Nantucket! Now you are talking. I think the point should be made that Great Salt Pond and the downtown area of Block are both crowded and the rest of the island virtually unpopulated.


----------



## sailstactics (Jul 14, 2003)

I agree, I really don''t have anything against Block Island. It''s just not for me. Ever been to Nantucket ? How ''bout Shelter Island ? We''re planning a trip there in 2 weeks.


----------



## hamiam (Dec 15, 2000)

Ive been to Nantucket a dozen times or so and to Shelter Island 5 or 6 times. What do you want to know?


----------



## sailstactics (Jul 14, 2003)

Where did you cruise from when you went to Nantucket and where did you stop off in between ? Also where did you stay in Nantucket ? We''ve never been there before. What''s the best route ? Anything you can tell me would be helpful. We''re familiar with Shelter Island, Mattituck, Mystic, Newport, Martha''s Vineyard, etc. Any other places you would recommend for a weekend or week ? I would be interested in hearing them. We''re always looking for good places to sail.


----------



## hamiam (Dec 15, 2000)

We sail out of Newport, RI. Generally, depending on how much time we have, we stop at Cuttyhunk or Tarpon Cove or Hadley''s Harbor (All Elizabeth Islands), or Oak Bluffs or Edgartown on the Vineyard. Given that you are sailing from Guilford, I dont imagine you would be able to make cuttyhunk in the first day so you may want to stop in someplace like Mystic. As for the route, it is all dependant on the tides. (This is easier if you have an Eldrige in front of you.) The tide is quite strong in both Vineyard Haven and in Buzzard''s Bay so you need to pick you route based on when you get there. Oftentimes it is ebbing on one side and flooding on the other. If you can time it right, it will give you quite a push. If you go on the Buzzards Bay side you will need to cut thru one of the "holes" in the Elizabeth Islands (Quicks Hole, Wood''s Hole, etc). If you choose Wood''s Hole study the charts first as it can be tricky to navigate (if you are going from the Buzzard Bay side to the Vineyard Haven side the Black marks will be on your right and the red on your left). As for places to stay on Nantucket you have 3 choices: 1. Anchor Out - free. 2. Get a mooring from Nantucket Mooring Service - about $65/night or 3. Get dock space at the Nantucket Boat Basin - very expensive.


----------



## sailstactics (Jul 14, 2003)

Thanks. I really appreciate the information. I really don''t pay to much attention to the tides because we''re usually sailing the whole day and one way or another we catch both tides. Keep in touch. You can e-mail me direct at [email protected]


----------



## cmendoza (Nov 15, 2002)

Well folks, thanks for all the great advice!
“camaraderie” you were absolutely correct, now that I’ve charted our course, it’s obvious that three days was out of the question… the current itinerary looks as follows:

Day 1: 
Catch the outgoing tide from Haverstraw at 7:30 AM, round the tip of Manhattan sometime around 1:00 PM, catch the incoming tide up the East River and spend the night in Little Bay.

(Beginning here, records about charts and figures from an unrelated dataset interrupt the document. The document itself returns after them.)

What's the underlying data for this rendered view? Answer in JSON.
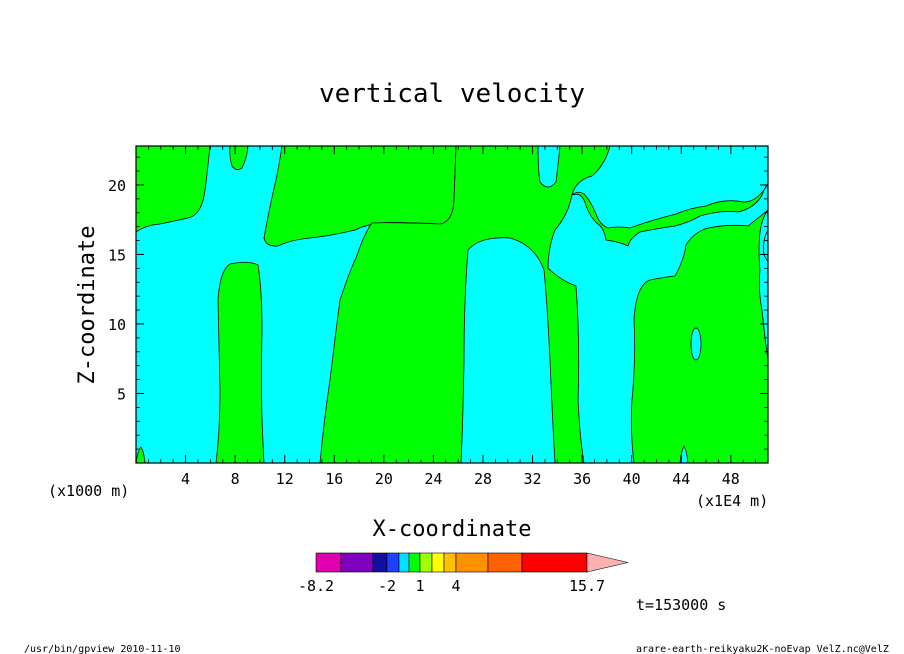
{
  "chart_data": {
    "type": "heatmap",
    "title": "vertical velocity",
    "xlabel": "X-coordinate",
    "ylabel": "Z-coordinate",
    "x_scale_note": "(x1000 m)",
    "x_unit_note": "(x1E4 m)",
    "x_ticks": [
      4,
      8,
      12,
      16,
      20,
      24,
      28,
      32,
      36,
      40,
      44,
      48
    ],
    "y_ticks": [
      5,
      10,
      15,
      20
    ],
    "xlim": [
      0,
      51
    ],
    "ylim": [
      0,
      22.8
    ],
    "colorbar": {
      "tick_labels": [
        "-8.2",
        "-2",
        "1",
        "4",
        "15.7"
      ],
      "tick_values": [
        -8.2,
        -2,
        1,
        4,
        15.7
      ],
      "colors": [
        "#e000b0",
        "#8000c0",
        "#1010a0",
        "#2040ff",
        "#00e0ff",
        "#00ff00",
        "#a0ff00",
        "#ffff00",
        "#ffc000",
        "#ff9000",
        "#ff6000",
        "#ff0000",
        "#ff8080",
        "#ffb0b0"
      ]
    },
    "region_colors": {
      "negative": "#00ffff",
      "positive": "#00ff00"
    },
    "time_label": "t=153000 s"
  },
  "footer": {
    "left": "/usr/bin/gpview   2010-11-10",
    "right": "arare-earth-reikyaku2K-noEvap_VelZ.nc@VelZ"
  }
}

Day 02: Hit Northport Bay around 2:30PM
Day 03: Hit Port Jefferson Harbor around 12:30PM
Day 04: Hit Shelter Island (Coeceles Harbor) around 5:00 PM
Day 05: Shelter Island
Day 06: Hit Block Island around 2:30 PM
Day 07: Block Island
Day 08: Block Island
Day 09: Block Island
Day 10: Block Island
Day 11: Hit Watch Hill, RI around 11:30 PM
Day 12: Hit Guilford Harbor, CT around 4:30 PM
Day 13: Hit Stamford Harbor, CT around 4:30 PM
Day 14: Hit Haverstraw around ?

Bruce, thanks for the tip on the Hudson Cove YC… perhaps we’ll run into each other in Haverstraw.

As always, any further thought and/or advice is greatly appreciated!

Regards,
Carlos


----------



## sailstactics (Jul 14, 2003)

Cmendoza: I notice from your Itinerary that you are planning to hit Guilford Harbor on Day 12 @ 4:30 pm. The Guilford Yacht Club or the town marina ? I don''t think the town marina has any transient slips but I''m not sure. We belong to the Guilford Yacht Club. It''s much nicer than the town marina and you can reserve a transient slip. Also much easier getting in and out although both channels can be tricky particularily at low tide. Let me know your plans and maybe we can hook up if you plan to stay at the Yacht Club. Great resturants within walking distance of either and Guilford is a beautiful place. The best kept secret on the sound. Just watch for Faulkners Island and turn north to either the East or West rivers depending on your destination.


----------



## hamiam (Dec 15, 2000)

Not sure what your draft is but be careful and get some local knowledge before going into Coecles Harbor as the last time I checked, a sandbar was forming near the entrance.


----------



## camaraderie (May 22, 2002)

Latest issue of Soundings has nice article on where to go and what to see on Shelter Island. Also would recommend a visit to Greenport while you are there as it is a really neat town...Best...GB


----------